Puede que cuando alguien lea este artículo descubra que comparte una genética invisible con Rand, y puede que sólo por eso se sienta menos solo. Puede que cuando termine este artículo esa persona decida ir a conocer por sí misma quién es para ella Ayn Rand. Y dentro de muchos años, si la relación prospera, volverá la mirada atrás y podrá hacer recuento de todo lo que este increíble Aristo le ha aportado para ser mejor. La vida es una posibilidad constante de aprendizaje, pero no siempre tenemos la suerte de tratar con las personas que sacan lo mejor de nosotros en todo momento, ni somos espectadores de los más valiosos ejemplos, ni tenemos acceso a la información que más nos conviene. Ayn Rand era humana y por tanto imperfecta. Pero toda su vida, sus horas y sus días, sus meses y sus años, los dedicó a compartir esa maravillosa visión que tan nítidamente tenía ante sí, la del hombre heroico.
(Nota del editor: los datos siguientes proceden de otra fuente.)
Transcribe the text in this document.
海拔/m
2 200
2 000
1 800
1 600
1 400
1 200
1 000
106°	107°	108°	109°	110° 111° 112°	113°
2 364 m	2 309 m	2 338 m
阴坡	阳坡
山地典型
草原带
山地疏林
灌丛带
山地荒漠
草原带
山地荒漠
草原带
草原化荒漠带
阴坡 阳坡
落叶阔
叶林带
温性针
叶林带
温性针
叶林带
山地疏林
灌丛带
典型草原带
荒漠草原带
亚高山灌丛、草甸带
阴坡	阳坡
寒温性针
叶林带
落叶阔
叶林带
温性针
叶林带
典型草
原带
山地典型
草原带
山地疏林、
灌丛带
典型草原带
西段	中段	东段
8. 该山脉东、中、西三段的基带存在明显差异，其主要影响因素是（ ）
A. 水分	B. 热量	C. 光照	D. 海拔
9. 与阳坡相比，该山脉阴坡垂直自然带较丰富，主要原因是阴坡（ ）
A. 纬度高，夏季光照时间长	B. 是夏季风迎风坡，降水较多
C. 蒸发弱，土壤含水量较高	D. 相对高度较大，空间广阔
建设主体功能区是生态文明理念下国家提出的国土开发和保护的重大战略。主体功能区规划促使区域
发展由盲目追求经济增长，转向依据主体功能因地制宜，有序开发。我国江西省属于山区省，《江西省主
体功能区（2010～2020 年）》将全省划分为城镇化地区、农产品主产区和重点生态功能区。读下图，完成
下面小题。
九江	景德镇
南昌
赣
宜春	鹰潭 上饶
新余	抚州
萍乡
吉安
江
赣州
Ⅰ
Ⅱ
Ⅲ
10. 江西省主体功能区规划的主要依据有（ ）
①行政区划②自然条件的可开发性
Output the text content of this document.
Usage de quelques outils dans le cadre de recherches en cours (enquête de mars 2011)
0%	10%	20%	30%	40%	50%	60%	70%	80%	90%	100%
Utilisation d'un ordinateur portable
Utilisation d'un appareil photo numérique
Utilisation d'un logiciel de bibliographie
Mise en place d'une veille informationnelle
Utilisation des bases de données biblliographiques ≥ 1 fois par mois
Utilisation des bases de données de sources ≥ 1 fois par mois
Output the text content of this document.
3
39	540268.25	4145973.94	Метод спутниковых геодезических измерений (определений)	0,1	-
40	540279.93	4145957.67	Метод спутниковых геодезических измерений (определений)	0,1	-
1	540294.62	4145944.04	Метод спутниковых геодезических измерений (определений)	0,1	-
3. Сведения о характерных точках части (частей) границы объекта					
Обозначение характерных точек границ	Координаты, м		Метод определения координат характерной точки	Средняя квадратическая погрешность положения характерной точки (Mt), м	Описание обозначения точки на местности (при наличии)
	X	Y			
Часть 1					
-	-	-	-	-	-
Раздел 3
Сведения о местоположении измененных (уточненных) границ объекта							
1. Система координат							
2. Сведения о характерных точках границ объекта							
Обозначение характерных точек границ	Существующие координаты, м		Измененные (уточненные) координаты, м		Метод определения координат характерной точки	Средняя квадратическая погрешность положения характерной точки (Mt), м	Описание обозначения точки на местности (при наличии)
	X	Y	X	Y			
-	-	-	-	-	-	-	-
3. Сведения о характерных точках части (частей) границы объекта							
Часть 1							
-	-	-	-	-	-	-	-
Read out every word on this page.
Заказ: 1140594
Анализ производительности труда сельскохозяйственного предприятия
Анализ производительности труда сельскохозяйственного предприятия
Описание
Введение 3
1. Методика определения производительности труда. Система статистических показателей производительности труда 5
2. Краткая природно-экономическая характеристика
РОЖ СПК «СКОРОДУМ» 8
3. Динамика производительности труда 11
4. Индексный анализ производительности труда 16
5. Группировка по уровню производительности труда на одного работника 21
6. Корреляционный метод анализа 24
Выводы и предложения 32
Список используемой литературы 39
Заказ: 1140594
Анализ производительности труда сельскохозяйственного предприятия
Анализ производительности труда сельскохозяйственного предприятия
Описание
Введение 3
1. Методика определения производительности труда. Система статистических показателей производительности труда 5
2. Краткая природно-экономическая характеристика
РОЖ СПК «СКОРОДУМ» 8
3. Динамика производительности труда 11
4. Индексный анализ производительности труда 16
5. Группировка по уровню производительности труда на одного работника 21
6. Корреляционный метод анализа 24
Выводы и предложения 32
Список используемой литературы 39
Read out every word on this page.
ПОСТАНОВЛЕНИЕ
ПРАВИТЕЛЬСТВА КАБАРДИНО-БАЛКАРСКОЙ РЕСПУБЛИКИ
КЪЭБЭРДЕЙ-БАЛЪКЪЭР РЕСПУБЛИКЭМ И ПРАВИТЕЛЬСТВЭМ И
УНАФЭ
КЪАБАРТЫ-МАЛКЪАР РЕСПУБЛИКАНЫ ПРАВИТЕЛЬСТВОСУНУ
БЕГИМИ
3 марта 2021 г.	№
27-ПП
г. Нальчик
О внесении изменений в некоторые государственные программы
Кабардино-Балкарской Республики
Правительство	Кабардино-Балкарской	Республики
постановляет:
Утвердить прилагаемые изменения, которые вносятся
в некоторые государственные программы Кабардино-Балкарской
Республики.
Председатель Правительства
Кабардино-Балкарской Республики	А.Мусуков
Nuestro segundo Aristo será José Antonio Marina, filósofo, escritor y pedagogo, pensador lúcido, guerrero consumado y aristócrata por derecho propio como pocos lo son. Su misión es educarnos, mostrarnos lo que merece la pena saber para que nuestras vidas sean más ricas, más alegres, mejores. Es un hombre que está en el mundo, que interactúa con él, que quiere cambiarlo. Es un oasis de certidumbre y esperanza en un desierto de inseguridad y flojera. Todos aquellos que quieran mejorar, tienen que saber quién es Marina. Porque acercarse a él es encontrar alegría, respuestas, luminosidad. Es encontrar lo mejor de uno mismo.